No, our region needs alternatives to our status quo. Alternatives to road widening, fossil fuel powered single occupancy vehicles, mindless sprawl, development industry-owned politicians, alternatives to not preserving farmlands and woodlands on our periphery, and alternatives to architecture and planning that does not recognize our regional history, climate, culture or sense of place.
Many who are interested in agitating for this positive change in our region are doing so online. It's a brave new world, and it will become braver still as the local diaspora continues. Many of us have traded the monologue of traditional newsprint with information handed down to us from unknown sources, for the collaborative dialogue of the Internet.
Grant Rimbey is an architect and community activist who lives in Temple Terrace.
>>Learn more
Favorite Web sites
Web sources that the author enjoys: brandtampa.ning.com, sdattampa.ning.com, u-canhillsborough.net, www.pfweb.com/CRTT, myfloridahistory.blogspot.com, soundoffandbeheard.blogspot.com, tamparail.org, creativetampabay.com and stophillsboroughsprawl.org.
[Last modified: Sep 09, 2008 05:06 PM]
Comments on this article
by Betty
Sep 8, 2008 1:12 PM
As a transplant in the'60's I have seen this sprawl happen without ryhme and especailly reason, it has been disheartening because no one seemed to have or assume any control over it. Cudos to you returnees and others who are doing something!
by Kevin
Sep 8, 2008 12:59 PM
Be careful when you blame developers. They are often constrained by the existing land use laws.
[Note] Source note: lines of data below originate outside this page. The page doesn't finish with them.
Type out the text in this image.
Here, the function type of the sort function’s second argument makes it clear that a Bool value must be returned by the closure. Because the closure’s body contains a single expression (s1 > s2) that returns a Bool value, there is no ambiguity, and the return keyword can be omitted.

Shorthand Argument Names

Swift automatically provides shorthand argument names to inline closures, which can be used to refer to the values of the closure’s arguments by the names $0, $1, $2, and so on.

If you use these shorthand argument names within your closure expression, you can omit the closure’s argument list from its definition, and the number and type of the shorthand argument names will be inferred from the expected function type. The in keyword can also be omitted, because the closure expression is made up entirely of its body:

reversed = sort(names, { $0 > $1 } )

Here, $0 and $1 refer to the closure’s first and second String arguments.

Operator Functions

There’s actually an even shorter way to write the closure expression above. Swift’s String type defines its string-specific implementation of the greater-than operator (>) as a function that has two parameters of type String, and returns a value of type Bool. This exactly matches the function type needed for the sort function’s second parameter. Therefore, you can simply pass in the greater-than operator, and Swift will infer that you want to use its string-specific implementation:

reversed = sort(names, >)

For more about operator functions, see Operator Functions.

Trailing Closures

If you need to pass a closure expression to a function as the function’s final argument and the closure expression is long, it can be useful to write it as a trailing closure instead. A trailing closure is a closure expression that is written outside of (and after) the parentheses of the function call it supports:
"Today's most vibrant cities are the ones established before planners secured a strangle hold on property development." the Wash Park Prophet
by linda
Sep 8, 2008 12:58 PM
Kudos to Grant for his thoughtful essay! Yes, I beleve that there are many, like me who love the potential of our area, but are really frustrated by the mediocrity of our built environment. We must spend our money at local places, elect progressive
by Atalanta
Sep 8, 2008 11:58 AM
People returning are no longer in diaspora.If they return with ideas that fit one community and don't fit their hometown,they are not solving the problem.Every place not Portland.Towns built before cars are walkable.After car,not as easy.Trolley?
by George
Sep 6, 2008 3:02 PM
The number of Hillsborough residents that are disgusted with the paving over of our beautiful paradise is growing by leaps and bounds, and it's happening on-line. Eventurally we'll take back the control from developers. It's only a matter of time.
by ct
Sep 4, 2008 5:13 PM
This article is on the money. Especially the 2nd to last paragraph. Hope some area planners and politicians read it. Grant, you'd appreciate a presentation made during the 2nd hr of 9/2 MPO meeting, replayed Sat @ 1:30 pm on HTV 22 (ch 622).